能瀬少しでも記録を伸ばしたい、絶対にタイトルをとりたい。勝ちたいのはわかるんです。でもその一方で今のままのトレーニングを続けていけば、アスリートの身体は、もしくは心も、確実に壊れていく。これは見過ごせない深刻な問題です。先日開催されたYMFSスポーツチャレンジ賞記念シンポジウムで「はたしてここまでして女子にマラソンをやらせていいのか?と悩んでしまう」と発言されていた指導者の方もいらっしゃいましたよね。でも一方で、野口さんのようにちゃんと健康な身体のままで金メダリストになれる女性もいるわけです。
野口不思議なんですよねえ。私も相当ハードなトレーニングをやって、1ヶ月に1400キロ近く走り込んだりしていたんですが、なんでちゃんと生理が来ていたのかなあ、と。

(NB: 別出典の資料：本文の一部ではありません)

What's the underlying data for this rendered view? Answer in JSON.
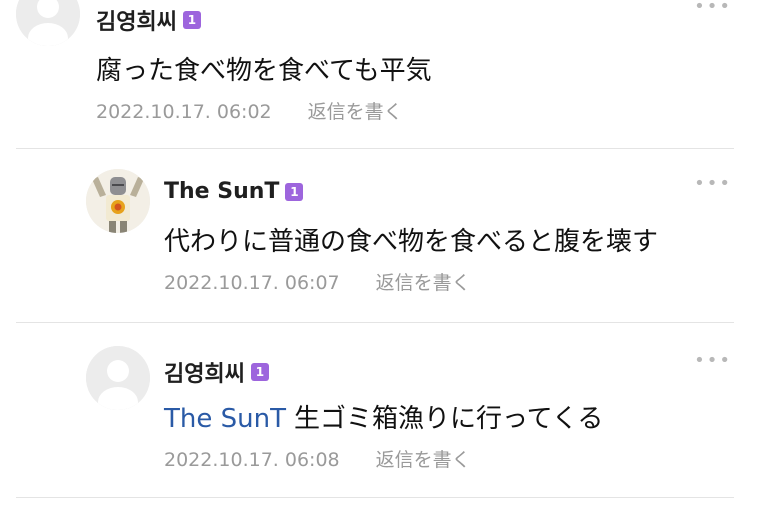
{
  "comments": [
    {
      "author": "김영희씨",
      "badge": "1",
      "mention": "",
      "text": "腐った食べ物を食べても平気",
      "timestamp": "2022.10.17. 06:02",
      "reply_label": "返信を書く"
    },
    {
      "author": "The SunT",
      "badge": "1",
      "mention": "",
      "text": "代わりに普通の食べ物を食べると腹を壊す",
      "timestamp": "2022.10.17. 06:07",
      "reply_label": "返信を書く"
    },
    {
      "author": "김영희씨",
      "badge": "1",
      "mention": "The SunT",
      "text": "生ゴミ箱漁りに行ってくる",
      "timestamp": "2022.10.17. 06:08",
      "reply_label": "返信を書く"
    }
  ],
  "more_menu_label": "•••",
  "icons": {
    "default_avatar": "default-avatar-icon",
    "custom_avatar": "sun-knight-avatar",
    "more": "more-dots-icon"
  },
  "colors": {
    "badge": "#9d65dd",
    "mention": "#2a5aa6",
    "meta": "#9a9a9a"
  }
}
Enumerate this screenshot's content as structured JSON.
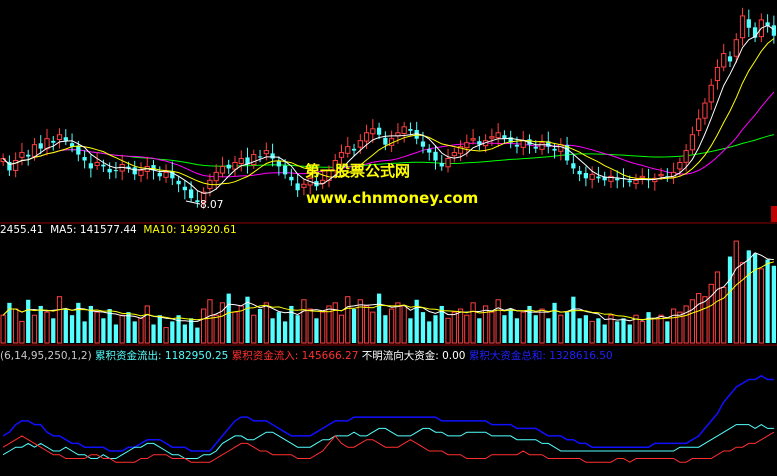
{
  "colors": {
    "background": "#000000",
    "up": "#ff4040",
    "down": "#54ffff",
    "ma5": "#ffffff",
    "ma10": "#ffff00",
    "ma20": "#ff00ff",
    "ma60": "#00ff00",
    "divider": "#8b0000",
    "outflow": "#54ffff",
    "inflow": "#ff3030",
    "total": "#1010ff",
    "watermark": "#ffff00"
  },
  "watermark": {
    "line1": "第一股票公式网",
    "line2": "www.chnmoney.com"
  },
  "price_panel": {
    "low_marker": "8.07"
  },
  "volume_panel": {
    "vol_label": "2455.41",
    "ma5_label": "MA5: 141577.44",
    "ma10_label": "MA10: 149920.61"
  },
  "indicator_panel": {
    "params": "(6,14,95,250,1,2)",
    "outflow_label": "累积资金流出: 1182950.25",
    "inflow_label": "累积资金流入: 145666.27",
    "unknown_label": "不明流向大资金: 0.00",
    "total_label": "累积大资金总和: 1328616.50"
  },
  "chart_data": [
    {
      "type": "candlestick",
      "close": [
        10.6,
        10.0,
        10.5,
        10.9,
        10.7,
        11.3,
        11.1,
        11.6,
        11.4,
        11.8,
        11.5,
        11.2,
        10.8,
        10.5,
        10.1,
        10.4,
        10.2,
        9.9,
        10.0,
        10.3,
        10.1,
        9.8,
        10.0,
        10.2,
        10.0,
        9.7,
        9.9,
        9.6,
        9.3,
        9.0,
        8.6,
        8.4,
        8.9,
        9.5,
        9.9,
        10.2,
        10.1,
        10.4,
        10.6,
        10.3,
        10.8,
        10.7,
        11.0,
        10.6,
        10.2,
        9.8,
        9.5,
        9.0,
        9.3,
        9.6,
        9.2,
        9.5,
        10.0,
        10.5,
        10.9,
        11.2,
        11.0,
        11.5,
        11.9,
        12.1,
        11.8,
        11.3,
        11.6,
        11.9,
        12.2,
        12.0,
        11.6,
        11.2,
        10.9,
        10.5,
        10.2,
        10.6,
        10.9,
        11.2,
        11.4,
        11.6,
        11.3,
        11.5,
        11.7,
        11.9,
        11.6,
        11.4,
        11.2,
        11.5,
        11.3,
        11.1,
        11.4,
        11.2,
        11.0,
        11.3,
        10.5,
        10.1,
        9.8,
        9.6,
        9.8,
        9.6,
        9.5,
        9.7,
        9.5,
        9.6,
        9.4,
        9.5,
        9.7,
        9.5,
        9.6,
        9.8,
        9.7,
        9.9,
        10.4,
        11.0,
        11.8,
        12.6,
        13.4,
        14.3,
        15.2,
        15.9,
        15.5,
        16.6,
        17.8,
        17.2,
        16.7,
        17.6,
        17.3,
        16.8
      ],
      "low_label": "8.07"
    },
    {
      "type": "bar",
      "series": [
        {
          "name": "MA5",
          "values": [
            141577.44
          ]
        },
        {
          "name": "MA10",
          "values": [
            149920.61
          ]
        }
      ],
      "volume": [
        9,
        13,
        11,
        7,
        14,
        9,
        12,
        10,
        8,
        15,
        11,
        9,
        13,
        7,
        12,
        10,
        8,
        11,
        6,
        9,
        10,
        7,
        8,
        12,
        6,
        9,
        5,
        7,
        9,
        6,
        8,
        5,
        11,
        14,
        9,
        13,
        16,
        10,
        12,
        15,
        9,
        11,
        13,
        8,
        10,
        7,
        12,
        9,
        14,
        11,
        8,
        10,
        12,
        13,
        9,
        15,
        11,
        14,
        12,
        10,
        16,
        9,
        11,
        13,
        12,
        8,
        14,
        10,
        7,
        9,
        12,
        8,
        10,
        11,
        9,
        13,
        8,
        12,
        10,
        14,
        9,
        11,
        8,
        10,
        12,
        9,
        11,
        8,
        13,
        9,
        10,
        15,
        8,
        9,
        7,
        8,
        6,
        9,
        7,
        8,
        6,
        9,
        7,
        10,
        8,
        9,
        7,
        11,
        10,
        12,
        14,
        16,
        15,
        19,
        23,
        18,
        28,
        33,
        26,
        30,
        29,
        24,
        27,
        25
      ]
    },
    {
      "type": "line",
      "series": [
        {
          "name": "累积资金流出",
          "values": [
            3,
            4,
            5,
            5,
            6,
            5,
            6,
            5,
            4,
            4,
            5,
            4,
            3,
            3,
            2,
            2,
            3,
            2,
            2,
            3,
            4,
            5,
            5,
            6,
            6,
            5,
            4,
            3,
            3,
            2,
            2,
            2,
            3,
            3,
            4,
            6,
            7,
            8,
            8,
            7,
            7,
            8,
            9,
            9,
            8,
            7,
            6,
            5,
            5,
            5,
            6,
            7,
            7,
            8,
            8,
            8,
            9,
            8,
            8,
            9,
            10,
            10,
            9,
            8,
            8,
            8,
            9,
            10,
            10,
            9,
            9,
            8,
            8,
            8,
            9,
            9,
            9,
            9,
            8,
            8,
            8,
            8,
            7,
            7,
            7,
            7,
            6,
            6,
            5,
            4,
            4,
            4,
            4,
            4,
            4,
            4,
            4,
            4,
            4,
            4,
            4,
            4,
            4,
            4,
            4,
            4,
            4,
            4,
            5,
            5,
            5,
            5,
            6,
            7,
            8,
            9,
            10,
            11,
            11,
            11,
            10,
            11,
            10,
            10
          ]
        },
        {
          "name": "累积资金流入",
          "values": [
            5,
            6,
            7,
            8,
            7,
            6,
            5,
            4,
            3,
            3,
            2,
            2,
            2,
            2,
            3,
            3,
            2,
            2,
            1,
            1,
            1,
            1,
            2,
            2,
            3,
            3,
            3,
            2,
            2,
            2,
            1,
            1,
            1,
            1,
            2,
            3,
            4,
            5,
            6,
            6,
            5,
            4,
            4,
            3,
            3,
            3,
            3,
            2,
            2,
            2,
            3,
            4,
            6,
            8,
            6,
            5,
            5,
            6,
            7,
            7,
            6,
            5,
            5,
            5,
            6,
            7,
            6,
            5,
            4,
            4,
            4,
            3,
            3,
            3,
            2,
            2,
            2,
            2,
            3,
            3,
            3,
            3,
            3,
            4,
            3,
            3,
            3,
            2,
            2,
            2,
            2,
            2,
            2,
            1,
            1,
            1,
            1,
            1,
            2,
            2,
            1,
            2,
            2,
            2,
            2,
            2,
            2,
            2,
            1,
            1,
            2,
            2,
            2,
            2,
            3,
            4,
            4,
            5,
            5,
            6,
            6,
            7,
            8,
            9
          ]
        },
        {
          "name": "累积大资金总和",
          "values": [
            8,
            9,
            11,
            12,
            12,
            11,
            11,
            9,
            8,
            8,
            7,
            6,
            6,
            5,
            5,
            5,
            5,
            4,
            4,
            4,
            5,
            5,
            6,
            7,
            7,
            7,
            6,
            5,
            5,
            5,
            4,
            4,
            4,
            4,
            6,
            8,
            10,
            12,
            13,
            13,
            12,
            12,
            12,
            11,
            10,
            9,
            8,
            8,
            8,
            8,
            9,
            10,
            11,
            12,
            12,
            12,
            13,
            13,
            13,
            13,
            13,
            13,
            13,
            13,
            13,
            13,
            13,
            13,
            13,
            13,
            12,
            12,
            12,
            12,
            12,
            12,
            12,
            12,
            11,
            11,
            11,
            11,
            10,
            10,
            10,
            10,
            9,
            8,
            8,
            8,
            7,
            7,
            6,
            6,
            5,
            5,
            5,
            5,
            5,
            5,
            5,
            5,
            5,
            5,
            6,
            6,
            6,
            6,
            6,
            6,
            7,
            8,
            10,
            12,
            14,
            17,
            19,
            21,
            22,
            23,
            23,
            24,
            23,
            23
          ]
        }
      ]
    }
  ]
}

能瀬たぶん一番の理由は、野口さんがしっかりと食事を摂っていたことだと思います。
野口現役時代は大きなレースの前になると、取材に来たメディアの方々が、私がものすごくたくさん食べるところをピックアップして報道するんです。野口は大食いだ、みたいになっていましたけど、あれはレースに向けて走るために食べているだけだったんです。レースが終わって、練習が軽い日なんかは、必要なものだけしか食べなかったり。そういうふうに、食事については自分でしっかりコントロールできていました。
能瀬本来は『走るために食べなきゃいけない』のですが、今の子供達はその逆で、『走るためには食べちゃいけない、制限しなきゃいけない』という思考になっているんですよ。ある程度まではいいにしても、その一線を超えて減量しすぎちゃうと、エネルギー不足によってパフォーマンスは落ちてゆくんですけどね。
野口そもそも食べることって、スポーツ云々とは関係なく、人間として真っ先に幸せを感じることじゃないですか。まず食べて、それが生きるということにつながっていくというか。そんな大事なことを制限されると、ものすごくストレスがかかって、肉体的にも精神的にも良くないような気がします。そこを無理するから、鬱になってしまったり、拒食になってしまったりするのかなと。